Тут Саварик сделался совсем красным и на миг даже всерьез захотел повесить злополучного Каталана. Но потом взял себя в руки и сказал спокойным тоном:
– Встань, пожалуйста, Каталан, и растолкуй мне внятно, какой помощи ты у меня просишь.
Услыхав это, Каталан резво поднялся и объяснил с довольно развязным видом:
– Актерка наша, Ильдегонда, упрямая кобыла, спасу нет. Ни в какую не желает играть свою роль так, как ваша милость задумала.
– Уж наверняка эн Саварик задумал что-то непристойное, – проговорила домна Гильема. – Иначе почему бы этой доброй девушке не согласиться играть свою роль? Уж конечно, ей не впервой выступать на подмостках в пьесе, ведь она избрала фиглярство своим ремеслом.
От таких изысканных речей голова у Каталана совсем пошла кругом. Он только молча поклонился домне Гильеме и снова обратился к эн Саварику.
– Умоляю вас, господин мой, помогите нам как-нибудь уломать ее. Она никого не хочет слушать, так может хоть вас послушает. Посулите ей что, пригрозите или еще как…
Саварик, досадуя, обещал, что с актеркой потолкует, и Каталан наконец оставил Саварика с домной Гильемой наедине. Но пока шло препирательство с дерзецом Каталаном, все завоеванные эн Савариком в куртуазном поединке позиции были утрачены, и домна Гильема легко повергла теперь эн Саварика к своим ногам. Впрочем, трактаты о любви в один голос утверждают, будто поражение в подобном споре куда слаще победы, так что в конце концов эн Саварик в накладе не остался.
С актеркой же он действительно потолковал тем же вечером, призвав ее к себе в уединенные покои. О чем шла беседа, никто потом не дознался, но мнение свое Ильдегонда переменила, и с того времени репетиции шли уже не спотыкаясь.
И вот настал назначенный день. Стоило поглядеть на великолепно убранный замок и сад, на превосходные наряды знатных гостей, на красивые лица дам, на обильное угощение, на великое множество музыкантов.
Все деревья в саду украшены лентами. Иные свисают, наподобие гирлянд, иные завязаны бантами, а иные – таким образом, чтобы напоминать розы. Лоскутные цветы перевиты травой и вплетены в венки из листьев. Повсюду на траве и скамьях разложены мягкие подушки.
Любимые охотничьи псы Саварика бродят между гостей – сытые, ласковые – кладут длинные морды на ноги людям, бороздят их лица печальными темными глазами.
Гости вели малозначительную беседу, стараясь, чтобы она не стала слишком увлекательной, не то досадно будет прерывать ее, когда объявят о начале представления.
И вот выходит, почти совершенно не робея, к великому скоплению знатнейших сеньоров Юга разнаряженный в пух и прах Арнаут Каталан.
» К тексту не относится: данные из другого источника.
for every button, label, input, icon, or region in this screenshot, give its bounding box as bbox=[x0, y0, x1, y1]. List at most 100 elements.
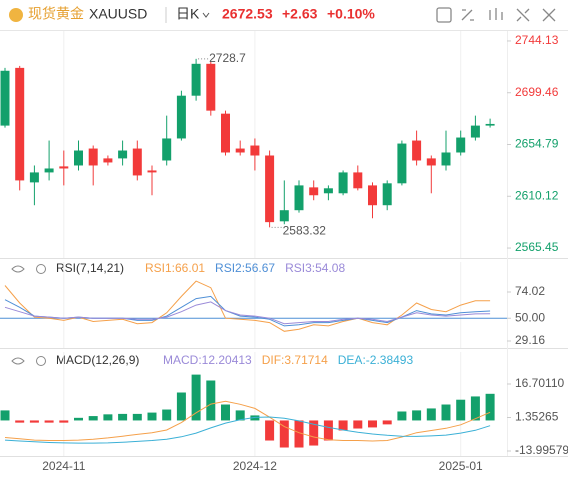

Растягивает в ухмылке рот, и без того не маленький, и, скособочившись в каком-то уж совершенно немыслимом поклоне, кричит визгливым голосом:
– Здравствуйте, многопочтенные, сильнопочтенные и почти не почтенные, но нашим господином Савариком почтённые!
Получив от Саварика заранее оговоренного пинка в услужливо откляченный специально для этой цели тощий зад, Каталан опрокидывается на спину, точно большой, яркий жук и орет:
– Ой, ой! Пропал я совсем! И теперь представление наше никак не состоится, ведь я в нем главный великомученик!
– А хорошо ли представление, чтобы мы стали тебя слушать? – спрашивает Саварик.
– Вам ли не знать, господин мой, коли вы сами эту пьесу и сочинили… – стонет Каталан.
– Тогда, может быть, и неплохое, – говорит Саварик. – А о чем пьеса? Запамятовал! Я много разного насочинял.